Let us write $v_i = (x_i, y_i)$ for $1 \le i \le 3$. If $v_1$, $v_2$, $v_3$ are affine independent (i. e. there is no line containing all three of them), we can compute the (uniquely determined) affine function $f\colon \mathbb R^2 \to \mathbb R$ with $f(v_i) = D_i$ for $1 \le i \le 3$ an use it to interpolate other values. $f$ can be computed as follows:
As an affine function, $f$ has the form $f(x,y) = ax+by+c$, $a$, $b$, $c$ to be determined, so we plug in what we know giving a linear system of equations \begin{align*} ax_1 + by_1 + c &= D_1\\ ax_2 + by_2 + c &= D_2\\ ax_3 + by_3 + c &= D_3 \end{align*} Under our assumptions on the $v_i$, the equations have a unique solution $(a,b,c)$.
-- Edit:
So I'll try to add something more about the "why". You should think about the one-dimensional case, that is: given points $x_1$, $x_2\in \mathbb R$, and same values $D_1$, $D_2$, we try to inter- or extrapolate the value at some other point $x$. To do this, we find the line connecting the points $(x_1, D_1)$ and $(x_2, D_2)$ in the plane and take it as a graph of a affine-linear function $f\colon\mathbb R \to \mathbb R$, and interpolate at $x$ by computing the value $f(x)$.
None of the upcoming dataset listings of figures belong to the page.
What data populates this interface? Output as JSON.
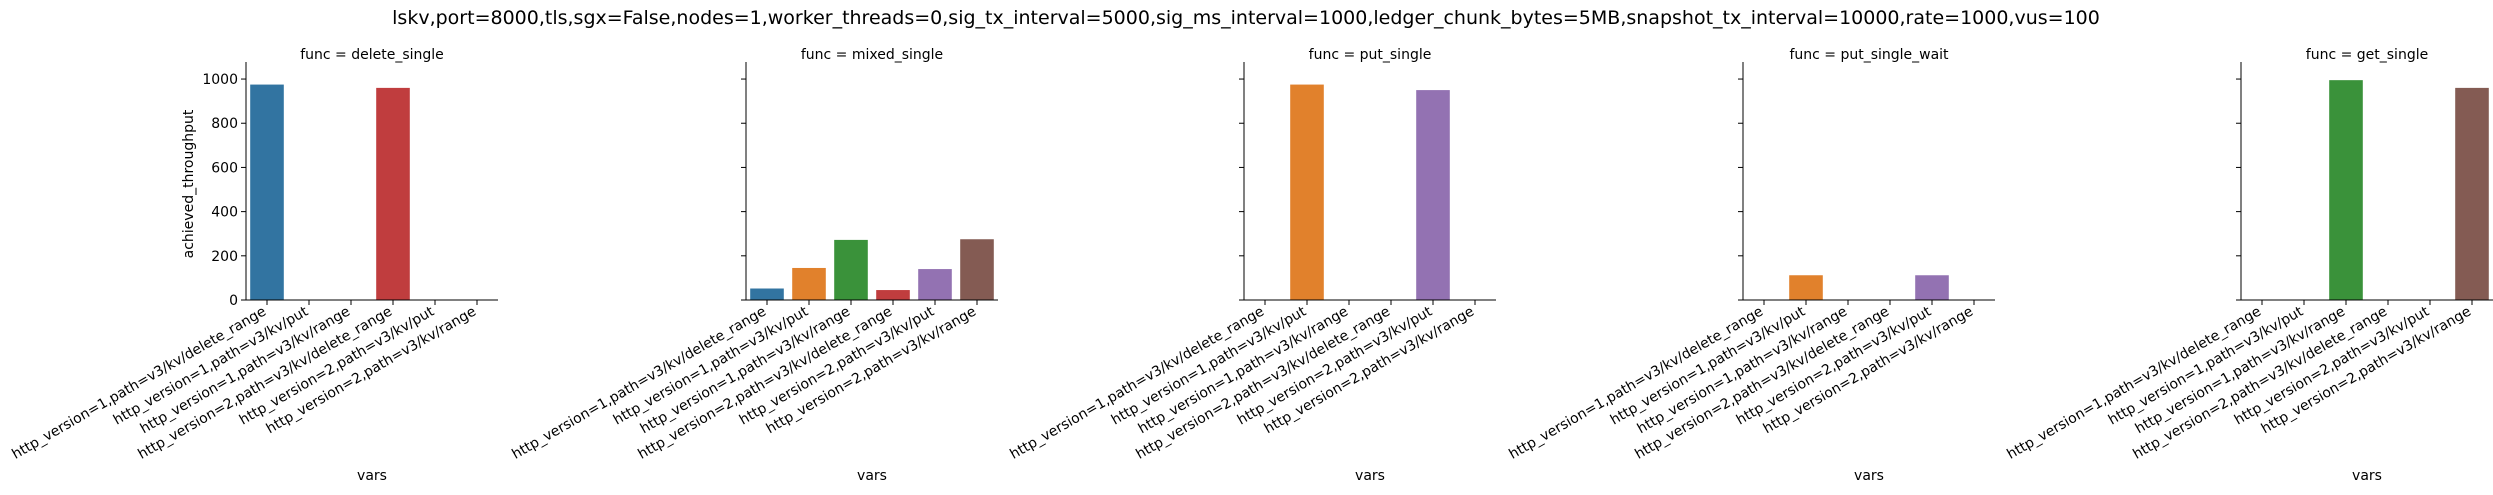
{
  "figure": {
    "suptitle": "lskv,port=8000,tls,sgx=False,nodes=1,worker_threads=0,sig_tx_interval=5000,sig_ms_interval=1000,ledger_chunk_bytes=5MB,snapshot_tx_interval=10000,rate=1000,vus=100"
  },
  "chart_data": [
    {
      "type": "bar",
      "title": "func = delete_single",
      "xlabel": "vars",
      "ylabel": "achieved_throughput",
      "ylim": [
        0,
        1050
      ],
      "yticks": [
        0,
        200,
        400,
        600,
        800,
        1000
      ],
      "categories": [
        "http_version=1,path=v3/kv/delete_range",
        "http_version=1,path=v3/kv/put",
        "http_version=1,path=v3/kv/range",
        "http_version=2,path=v3/kv/delete_range",
        "http_version=2,path=v3/kv/put",
        "http_version=2,path=v3/kv/range"
      ],
      "values": [
        975,
        null,
        null,
        960,
        null,
        null
      ],
      "colors": [
        "#3274a1",
        "#e1812c",
        "#3a923a",
        "#c03d3e",
        "#9372b2",
        "#845b53"
      ]
    },
    {
      "type": "bar",
      "title": "func = mixed_single",
      "xlabel": "vars",
      "ylabel": "",
      "ylim": [
        0,
        1050
      ],
      "yticks": [
        0,
        200,
        400,
        600,
        800,
        1000
      ],
      "categories": [
        "http_version=1,path=v3/kv/delete_range",
        "http_version=1,path=v3/kv/put",
        "http_version=1,path=v3/kv/range",
        "http_version=2,path=v3/kv/delete_range",
        "http_version=2,path=v3/kv/put",
        "http_version=2,path=v3/kv/range"
      ],
      "values": [
        52,
        145,
        272,
        45,
        140,
        275
      ],
      "colors": [
        "#3274a1",
        "#e1812c",
        "#3a923a",
        "#c03d3e",
        "#9372b2",
        "#845b53"
      ]
    },
    {
      "type": "bar",
      "title": "func = put_single",
      "xlabel": "vars",
      "ylabel": "",
      "ylim": [
        0,
        1050
      ],
      "yticks": [
        0,
        200,
        400,
        600,
        800,
        1000
      ],
      "categories": [
        "http_version=1,path=v3/kv/delete_range",
        "http_version=1,path=v3/kv/put",
        "http_version=1,path=v3/kv/range",
        "http_version=2,path=v3/kv/delete_range",
        "http_version=2,path=v3/kv/put",
        "http_version=2,path=v3/kv/range"
      ],
      "values": [
        null,
        975,
        null,
        null,
        950,
        null
      ],
      "colors": [
        "#3274a1",
        "#e1812c",
        "#3a923a",
        "#c03d3e",
        "#9372b2",
        "#845b53"
      ]
    },
    {
      "type": "bar",
      "title": "func = put_single_wait",
      "xlabel": "vars",
      "ylabel": "",
      "ylim": [
        0,
        1050
      ],
      "yticks": [
        0,
        200,
        400,
        600,
        800,
        1000
      ],
      "categories": [
        "http_version=1,path=v3/kv/delete_range",
        "http_version=1,path=v3/kv/put",
        "http_version=1,path=v3/kv/range",
        "http_version=2,path=v3/kv/delete_range",
        "http_version=2,path=v3/kv/put",
        "http_version=2,path=v3/kv/range"
      ],
      "values": [
        null,
        112,
        null,
        null,
        112,
        null
      ],
      "colors": [
        "#3274a1",
        "#e1812c",
        "#3a923a",
        "#c03d3e",
        "#9372b2",
        "#845b53"
      ]
    },
    {
      "type": "bar",
      "title": "func = get_single",
      "xlabel": "vars",
      "ylabel": "",
      "ylim": [
        0,
        1050
      ],
      "yticks": [
        0,
        200,
        400,
        600,
        800,
        1000
      ],
      "categories": [
        "http_version=1,path=v3/kv/delete_range",
        "http_version=1,path=v3/kv/put",
        "http_version=1,path=v3/kv/range",
        "http_version=2,path=v3/kv/delete_range",
        "http_version=2,path=v3/kv/put",
        "http_version=2,path=v3/kv/range"
      ],
      "values": [
        null,
        null,
        995,
        null,
        null,
        960
      ],
      "colors": [
        "#3274a1",
        "#e1812c",
        "#3a923a",
        "#c03d3e",
        "#9372b2",
        "#845b53"
      ]
    }
  ]
}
We follow this well known (I hope so) procedure in our two-dimensional case. The analogon of the line in 1D is a plane, and indeed: The graph of an affine-linear function $f\colon \mathbb R^2 \to \mathbb R$ is a plane. The equation of such a plane is $f(x,y) = ax + by + c$, that is to dertermine our plane we need to compute $a$, $b$ and $c$. As we want $f$ to interpolate the given values, we need $f(x_i, y_i) = D_i$, $1 \le i \le 3$. We compute them as above (solving the linear system $f(x_i, y_i) = D_i$). Then we just interpolate by evaluating $f$ (as we did in 1D).